US: The Carnegie Endowment for International Peace in Washington has charged that Bush administration officials "systematically misrepresented" the danger of Iraq's weapons of mass destruction (WMD), writes Conor O'Clery in New York
In a damning indictment of President Bush's policies leading to the invasion of Iraq and toppling of President Saddam Hussein, Carnegie, while conceding that "Iraq's WMD programmes represented a long-term threat that could not be ignored," concluded that "they did not, however, pose an immediate threat to the United States, to the region, or to global security," and that UN inspections and sanctions had been working better than anyone expected or anticipated.
"It is unlikely that Iraq could have destroyed, hidden or sent out of the country the hundreds of tons of chemical and biological weapons, dozens of scud missiles, and facilities engaged in the ongoing production of chemical and biological weapons, that officials claimed were present, without the United States detecting some signs of this activity before, during or after the major combat period of the war," the report said.
Entitled WMD In Iraq: Evidence and Implications, the report concluded that there was "no convincing evidence" that Iraq had reconstituted its nuclear weapons program. The US Vice- President, Mr Dick Cheney, claimed on television in the week before the war, without qualification, that Iraq had "reconstituted nuclear weapons".
UN weapons inspectors had discovered that nerve agents in Iraq's chemical weapons programme had lost most of their lethal capability as early as 1991, the report said, and the threat from biological weapons was related to what could be developed in the future rather than what Iraq already had.
However, Iraq was expanding its capability to build missiles with ranges that exceeded UN limits - something established by UN weapons inspectors who had begun their destruction.
One of the report's authors, Mr Joseph Cirincione, told CNN that this "first comprehensive review of everything we knew" showed that the threat assessments of the Bush administration were "deeply flawed" and the intelligence community's conclusions were "deeply politicised".
It strained credibility, Mr Cirincione said, that officials had not felt pressure to conform when the National Intelligence Estimate (NIE) produced by the administration for Congress in October 2002 was "strikingly different from all previous assessments."
The report says that the NIE "went far beyond the consensus intelligence assessments of the preceding five years," and, even so, contained "40 distinct caveats or conditions usually dropped by officials" in public claims.
In the summer of 2002 "official statements of the threat shifted dramatically toward greater alarm regarding certainty of the threat and greater certainty as to the evidence." Mr Stuart Cohen, vice-chairman of the National Intelligence Council, which produced the National Intelligence Estimate, told ABC's Nightline on Tuesday that "assertions, particularly that we had shaded our judgments to support an administration policy, were just nonsense."
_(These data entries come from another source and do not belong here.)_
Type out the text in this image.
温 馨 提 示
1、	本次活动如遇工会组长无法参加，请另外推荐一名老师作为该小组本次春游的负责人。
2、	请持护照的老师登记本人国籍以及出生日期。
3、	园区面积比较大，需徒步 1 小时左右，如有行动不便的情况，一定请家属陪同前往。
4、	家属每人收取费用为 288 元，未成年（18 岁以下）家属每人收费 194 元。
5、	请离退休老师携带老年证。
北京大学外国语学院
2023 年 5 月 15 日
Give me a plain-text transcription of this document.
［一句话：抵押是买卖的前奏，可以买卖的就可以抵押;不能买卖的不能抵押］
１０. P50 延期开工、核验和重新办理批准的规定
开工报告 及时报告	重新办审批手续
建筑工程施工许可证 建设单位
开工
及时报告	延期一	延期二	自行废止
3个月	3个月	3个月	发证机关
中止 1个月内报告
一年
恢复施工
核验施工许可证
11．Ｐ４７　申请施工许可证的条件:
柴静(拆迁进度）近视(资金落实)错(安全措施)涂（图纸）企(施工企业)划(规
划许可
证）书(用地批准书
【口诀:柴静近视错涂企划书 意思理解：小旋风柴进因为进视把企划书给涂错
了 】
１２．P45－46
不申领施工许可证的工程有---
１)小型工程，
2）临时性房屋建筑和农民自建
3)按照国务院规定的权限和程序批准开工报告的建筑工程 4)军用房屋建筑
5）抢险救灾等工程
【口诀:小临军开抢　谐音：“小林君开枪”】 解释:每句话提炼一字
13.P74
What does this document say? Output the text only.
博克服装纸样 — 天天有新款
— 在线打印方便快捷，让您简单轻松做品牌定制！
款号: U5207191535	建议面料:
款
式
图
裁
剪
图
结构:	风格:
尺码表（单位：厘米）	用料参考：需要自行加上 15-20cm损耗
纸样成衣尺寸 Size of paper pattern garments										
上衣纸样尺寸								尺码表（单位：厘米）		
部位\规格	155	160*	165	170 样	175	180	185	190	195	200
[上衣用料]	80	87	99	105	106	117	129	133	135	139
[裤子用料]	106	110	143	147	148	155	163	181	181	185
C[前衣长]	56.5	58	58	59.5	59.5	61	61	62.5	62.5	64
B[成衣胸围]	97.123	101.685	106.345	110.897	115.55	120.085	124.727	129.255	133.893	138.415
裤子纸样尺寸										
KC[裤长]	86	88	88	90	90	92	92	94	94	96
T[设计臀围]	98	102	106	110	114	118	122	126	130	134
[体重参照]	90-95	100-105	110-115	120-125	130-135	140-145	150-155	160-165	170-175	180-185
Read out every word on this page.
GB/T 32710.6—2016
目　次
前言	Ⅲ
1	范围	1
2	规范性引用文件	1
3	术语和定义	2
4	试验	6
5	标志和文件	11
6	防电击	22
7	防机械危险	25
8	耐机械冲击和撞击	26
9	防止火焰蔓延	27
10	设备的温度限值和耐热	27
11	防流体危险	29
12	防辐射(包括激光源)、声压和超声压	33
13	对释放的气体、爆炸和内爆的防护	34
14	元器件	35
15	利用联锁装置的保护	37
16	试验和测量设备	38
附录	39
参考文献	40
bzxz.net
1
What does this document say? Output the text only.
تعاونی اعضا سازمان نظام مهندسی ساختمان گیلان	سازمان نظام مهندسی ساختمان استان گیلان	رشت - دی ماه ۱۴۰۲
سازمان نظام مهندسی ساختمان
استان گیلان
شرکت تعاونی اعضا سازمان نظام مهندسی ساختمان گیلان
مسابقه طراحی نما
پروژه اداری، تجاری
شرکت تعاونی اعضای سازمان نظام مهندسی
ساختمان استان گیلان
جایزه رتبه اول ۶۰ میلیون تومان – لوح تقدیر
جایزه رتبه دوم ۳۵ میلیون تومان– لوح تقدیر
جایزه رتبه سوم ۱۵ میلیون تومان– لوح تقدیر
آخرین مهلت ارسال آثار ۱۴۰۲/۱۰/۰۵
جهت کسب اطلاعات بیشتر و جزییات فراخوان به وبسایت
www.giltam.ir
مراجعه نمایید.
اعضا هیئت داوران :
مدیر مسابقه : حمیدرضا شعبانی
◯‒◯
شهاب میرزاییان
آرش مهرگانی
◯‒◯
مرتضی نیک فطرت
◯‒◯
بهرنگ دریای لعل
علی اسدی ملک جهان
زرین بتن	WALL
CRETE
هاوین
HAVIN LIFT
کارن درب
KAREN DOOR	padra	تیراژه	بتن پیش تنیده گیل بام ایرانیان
Carnegie described as "questionable" and "unexamined" the claims by administration officials that Saddam Hussein would provide chemical, biological or nuclear weapons to terrorists.
It was more logical to fear that terrorists could get such weapons from poorly guarded stockpiles in Russia and other former Soviet states, such as Ukraine, Kazakhstan and Uzbekistan, or from Pakistan or North Korea, where "instability, corruption and a need for cash" could allow terrorist groups to gain access to nuclear weapons or materials.
"Administration officials systematically misrepresented the threat from Iraq's WMD and ballistic missile programmes," it said.
They lumped nuclear, chemical and biological weapons together as a single threat, despite the "very different" danger they posed, which distorted the cost/benefit analysis of the war.
There was no evidence for claims by administration officials that "Iraq would have transferred WMD to al-Qaeda and much evidence to counter it," the report said. There was also no solid evidence of a co-operative relationship between Iraq and al-Qaeda.
The US Secretary of State, Mr Colin Powell, told ABC that he had sought to convey as accurate a picture as possible, given the limited information available before the war.
The intelligence reports and the knowledge that Saddam Hussein had used chemical weapons in the late 1980s, "led us to the conclusion, led the intelligence community to the conclusion that they still had intent, they still had capability and they were not going to give up that capability."